Rush sur les centres de vaccination à la suite de la décision de rendre obligatoire le pass vaccinal

LE GOUVERNEMENT CRÉE LE CHAOS

Si elle arrive, la redoutée 4ème vague ne peut que porter cette fois la signature du nouveau gouvernement. La décision subite de rendre le pass vaccinal exigible dans les administrations et lieux publics depuis jeudi 21 octobre 2021 a engendré une pression énorme sur les centres de vaccination.

Ne soyez pas surpris si vous entendez parler d’une quatrième vague dans les deux ou trois semaines à venir. Elle sera l’oeuvre du gouvernement Akhannouch et de son ministre de la Santé, Khalid Aït Taleb. La décision subite de rendre le pass vaccinal exigible dans les administrations et lieux publics et privés à partir du jeudi 21 octobre 2021 a engendré une pression énorme sur les centres de vaccination.

Ces derniers ont été assaillis, depuis le premier jour de l’entrée en vigueur de la décision gouvernementale, par des citoyens affolés et apeurés, de tous âges et de tous bords, cherchant à se faire vacciner de peur de faire l’objet de restrictions de leurs libertés individuelles. Aucun respect de la distanciation, non-port du masque de protection, il n’y a que les gros bras prêts à jouer des coudes qui passent en premier.

Une scène chaotique que s’il était encore de ce monde, le célèbre peintre français Eugène Delacroix aurait immortalisée! A Casablanca, comme dans les grandes villes comme Marrakech, la situation est indescriptible. Dans les deux vaccinodromes de la métropole, c’est l’anarchie totale.

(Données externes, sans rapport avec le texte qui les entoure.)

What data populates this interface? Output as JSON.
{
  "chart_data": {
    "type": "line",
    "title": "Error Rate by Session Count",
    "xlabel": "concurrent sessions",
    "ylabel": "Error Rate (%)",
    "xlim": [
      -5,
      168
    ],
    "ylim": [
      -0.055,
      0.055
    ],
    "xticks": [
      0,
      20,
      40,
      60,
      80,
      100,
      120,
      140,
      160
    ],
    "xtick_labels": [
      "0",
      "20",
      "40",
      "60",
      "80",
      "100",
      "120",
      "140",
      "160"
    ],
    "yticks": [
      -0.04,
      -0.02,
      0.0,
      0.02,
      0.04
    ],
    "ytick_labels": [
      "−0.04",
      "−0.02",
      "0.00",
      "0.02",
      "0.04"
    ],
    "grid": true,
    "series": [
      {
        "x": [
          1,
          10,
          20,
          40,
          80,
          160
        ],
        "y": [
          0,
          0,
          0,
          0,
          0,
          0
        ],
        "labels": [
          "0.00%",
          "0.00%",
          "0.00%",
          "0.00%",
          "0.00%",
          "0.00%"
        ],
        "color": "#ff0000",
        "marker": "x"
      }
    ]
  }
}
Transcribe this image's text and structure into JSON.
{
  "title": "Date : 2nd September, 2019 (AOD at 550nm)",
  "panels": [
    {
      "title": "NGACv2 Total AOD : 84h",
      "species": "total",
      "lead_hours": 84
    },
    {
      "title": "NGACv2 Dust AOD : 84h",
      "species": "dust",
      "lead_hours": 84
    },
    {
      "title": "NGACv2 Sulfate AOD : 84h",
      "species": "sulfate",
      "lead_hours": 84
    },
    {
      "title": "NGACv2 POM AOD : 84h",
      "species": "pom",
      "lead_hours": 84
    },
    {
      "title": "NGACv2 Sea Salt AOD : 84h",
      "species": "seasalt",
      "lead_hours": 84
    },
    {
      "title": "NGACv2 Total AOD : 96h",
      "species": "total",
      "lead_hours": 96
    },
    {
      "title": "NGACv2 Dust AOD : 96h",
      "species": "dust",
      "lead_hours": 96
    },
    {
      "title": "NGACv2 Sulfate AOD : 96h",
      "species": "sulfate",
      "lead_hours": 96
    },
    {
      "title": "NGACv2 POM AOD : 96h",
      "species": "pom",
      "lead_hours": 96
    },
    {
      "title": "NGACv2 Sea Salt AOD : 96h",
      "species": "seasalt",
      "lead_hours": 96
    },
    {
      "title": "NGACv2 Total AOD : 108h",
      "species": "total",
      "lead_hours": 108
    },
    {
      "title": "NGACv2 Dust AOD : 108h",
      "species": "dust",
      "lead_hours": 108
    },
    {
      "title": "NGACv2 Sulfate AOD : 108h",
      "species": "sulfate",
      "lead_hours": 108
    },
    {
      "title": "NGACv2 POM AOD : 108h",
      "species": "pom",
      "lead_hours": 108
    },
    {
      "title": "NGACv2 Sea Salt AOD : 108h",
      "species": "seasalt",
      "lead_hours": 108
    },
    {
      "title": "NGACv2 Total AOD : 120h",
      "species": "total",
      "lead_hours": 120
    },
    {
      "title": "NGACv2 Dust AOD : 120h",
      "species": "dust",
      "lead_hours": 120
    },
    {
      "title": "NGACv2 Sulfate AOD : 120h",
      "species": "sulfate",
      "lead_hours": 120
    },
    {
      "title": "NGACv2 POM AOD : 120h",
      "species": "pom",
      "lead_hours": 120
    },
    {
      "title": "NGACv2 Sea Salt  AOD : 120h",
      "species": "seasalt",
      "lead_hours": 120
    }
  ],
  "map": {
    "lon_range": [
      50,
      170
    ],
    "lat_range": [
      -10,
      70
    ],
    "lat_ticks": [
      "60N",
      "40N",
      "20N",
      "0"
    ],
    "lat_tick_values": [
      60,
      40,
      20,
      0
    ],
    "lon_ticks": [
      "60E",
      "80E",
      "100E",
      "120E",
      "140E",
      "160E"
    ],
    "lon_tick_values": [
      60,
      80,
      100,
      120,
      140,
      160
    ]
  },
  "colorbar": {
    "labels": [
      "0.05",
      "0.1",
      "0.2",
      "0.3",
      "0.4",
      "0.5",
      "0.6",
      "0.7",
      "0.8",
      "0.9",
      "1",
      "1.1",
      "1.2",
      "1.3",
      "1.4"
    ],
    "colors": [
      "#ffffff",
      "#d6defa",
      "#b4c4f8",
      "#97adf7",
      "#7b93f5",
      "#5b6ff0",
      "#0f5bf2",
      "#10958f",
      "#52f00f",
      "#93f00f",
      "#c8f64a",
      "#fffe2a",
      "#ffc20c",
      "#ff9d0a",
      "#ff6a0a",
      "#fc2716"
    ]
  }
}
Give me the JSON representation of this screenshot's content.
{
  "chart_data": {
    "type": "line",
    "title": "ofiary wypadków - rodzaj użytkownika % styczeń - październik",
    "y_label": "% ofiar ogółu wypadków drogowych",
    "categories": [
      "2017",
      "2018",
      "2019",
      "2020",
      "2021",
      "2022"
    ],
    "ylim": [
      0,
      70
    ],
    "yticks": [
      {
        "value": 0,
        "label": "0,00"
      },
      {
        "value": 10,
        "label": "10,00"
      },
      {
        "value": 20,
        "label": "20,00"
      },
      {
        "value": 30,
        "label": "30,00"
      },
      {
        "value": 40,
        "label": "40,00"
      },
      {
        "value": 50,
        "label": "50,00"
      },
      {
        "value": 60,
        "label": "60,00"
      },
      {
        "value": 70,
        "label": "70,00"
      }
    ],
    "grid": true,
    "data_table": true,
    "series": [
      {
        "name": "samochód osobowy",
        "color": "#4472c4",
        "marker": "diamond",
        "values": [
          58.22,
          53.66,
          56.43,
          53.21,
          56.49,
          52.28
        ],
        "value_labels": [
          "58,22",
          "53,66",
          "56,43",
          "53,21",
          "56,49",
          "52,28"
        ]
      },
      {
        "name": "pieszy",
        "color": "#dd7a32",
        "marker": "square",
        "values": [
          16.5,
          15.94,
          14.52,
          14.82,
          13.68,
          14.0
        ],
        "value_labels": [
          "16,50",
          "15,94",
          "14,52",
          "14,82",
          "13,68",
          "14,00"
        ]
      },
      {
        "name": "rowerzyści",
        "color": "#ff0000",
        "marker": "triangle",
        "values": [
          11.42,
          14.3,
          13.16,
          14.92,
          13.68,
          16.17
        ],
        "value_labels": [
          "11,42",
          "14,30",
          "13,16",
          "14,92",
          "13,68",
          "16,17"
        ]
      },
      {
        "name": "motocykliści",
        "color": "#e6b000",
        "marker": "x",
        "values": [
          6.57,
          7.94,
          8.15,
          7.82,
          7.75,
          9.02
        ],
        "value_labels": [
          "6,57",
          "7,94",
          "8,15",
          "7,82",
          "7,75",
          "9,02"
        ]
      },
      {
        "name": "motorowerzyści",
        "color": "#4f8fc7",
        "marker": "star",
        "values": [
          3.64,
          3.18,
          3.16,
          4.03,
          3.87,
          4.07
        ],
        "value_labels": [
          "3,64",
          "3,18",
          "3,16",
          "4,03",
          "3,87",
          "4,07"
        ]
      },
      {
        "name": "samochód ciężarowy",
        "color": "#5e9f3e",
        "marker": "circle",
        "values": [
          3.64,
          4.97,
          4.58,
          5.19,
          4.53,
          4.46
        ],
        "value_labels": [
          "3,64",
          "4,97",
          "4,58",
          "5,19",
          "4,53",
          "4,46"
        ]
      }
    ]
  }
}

A des milliers de personnes qui arrivent tôt le matin pour faire la queue, on demande à 11h ou midi de revenir le lendemain. Le système tombe en panne comme par hasard. Pas de rendez-vous, encore moins un rendez- vous informatisé. Des vigiles font la loi, la leur. Ils distribuent un bout de papier où figurent des numéros qui donnent une idée sur le temps d’attente. Mais si au moins cela était respecté. Les vigiles ont «leurs clients».

Dans leur grande majorité, les citoyens qui viennent se faire vacciner ont peur des représailles. Après l’interdiction d’accès aux lieux publics (restaurants, cafés, centres commerciaux…), aux administrations et au travail, ils craignent des sanctions pécuniaires. Ils déplorent l’absence de communication préalable et détaillée de la part du ministère de la Santé et du gouvernement.

Accès aux lieux publics
Il était prévisible que ce genre de décisions engendrerait ce désordre grave. Si elle arrive, la redoutée 4ème vague ne peut que porter cette fois la signature du nouveau gouvernement. Le ministre de la santé, Khalid Aït Taleb, avait informé, le même jour de la diffusion de l’annonce de l’obligation du pass sanitaire, sur l’obsolescence du vaccin en cas de non administration de la troisième dose six mois après avoir reçu sa deuxième dose.

Et dans un communiqué diffusé vendredi 22 octobre, le ministère informe «les citoyens ayant reçu la première dose du vaccin contre le nouveau coronavirus qu’ils peuvent obtenir un pass vaccinal provisoire téléchargeable directement après avoir reçu la première dose du vaccin et ce, à partir du lundi 25 octobre».

Bref, il a invité tous les groupes ayant reçu la 1ère, 2ème ou 3ème doses du vaccin à se rendre en même temps aux centres de vaccination, ce qui n’a pas manqué de provoquer le chaos et d’offrir ainsi un terreau fertile à la transmission du virus du Covid-19. On a promis aux Marocains le changement dès les premiers jours de l’investiture du gouvernement, le changement est déjà là. Et il est implémenté par la peur et la psychose générale.